Un sauve-qui-peut planétaire pour éviter le pire

Crise financière

Assommé, Barack Obama s'en est tenu à un quasi-mutisme, en défendant son plan contre la dette. © EPA

Priez pour le monde ! » La supplique est venue du gouverneur du Texas ce week-end. Comme si, faute d’assurance tous risques rationnelle, il ne pouvait plus que s’en remettre à Dieu… Comme lui, le monde entier est suspendu à l’ouverture des marchés financiers ce lundi matin.
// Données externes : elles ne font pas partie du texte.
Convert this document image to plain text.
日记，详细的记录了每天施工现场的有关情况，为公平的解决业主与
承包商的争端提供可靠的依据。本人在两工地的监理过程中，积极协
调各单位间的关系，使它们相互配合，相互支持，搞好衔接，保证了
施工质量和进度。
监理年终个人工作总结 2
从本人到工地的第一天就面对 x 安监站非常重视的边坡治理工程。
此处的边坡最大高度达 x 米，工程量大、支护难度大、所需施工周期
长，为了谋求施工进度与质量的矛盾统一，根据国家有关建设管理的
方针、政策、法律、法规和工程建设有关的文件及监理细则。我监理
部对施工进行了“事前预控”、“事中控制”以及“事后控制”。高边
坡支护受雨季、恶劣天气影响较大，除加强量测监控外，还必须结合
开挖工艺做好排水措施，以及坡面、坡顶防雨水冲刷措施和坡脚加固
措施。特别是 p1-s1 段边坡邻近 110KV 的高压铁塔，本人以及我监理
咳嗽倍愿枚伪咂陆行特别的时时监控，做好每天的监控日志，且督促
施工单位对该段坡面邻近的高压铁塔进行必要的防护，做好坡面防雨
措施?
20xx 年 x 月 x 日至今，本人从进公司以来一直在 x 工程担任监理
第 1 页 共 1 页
Pourra-t-on éviter le krach annoncé ? Alors que toutes les autres places étaient fermées, les signes envoyés ce dimanche par les Bourses du Golfe et celle de Tel-Aviv, qui ont clôturé en forte baisse, n’étaient pas rassurants. Après une semaine déjà noire, qui a vu la plupart des capitales mondiales plonger, la séquence qui débute ce lundi après le coup de tonnerre de la dégradation de la note américaine, s’annonce comme celle de tous les dangers.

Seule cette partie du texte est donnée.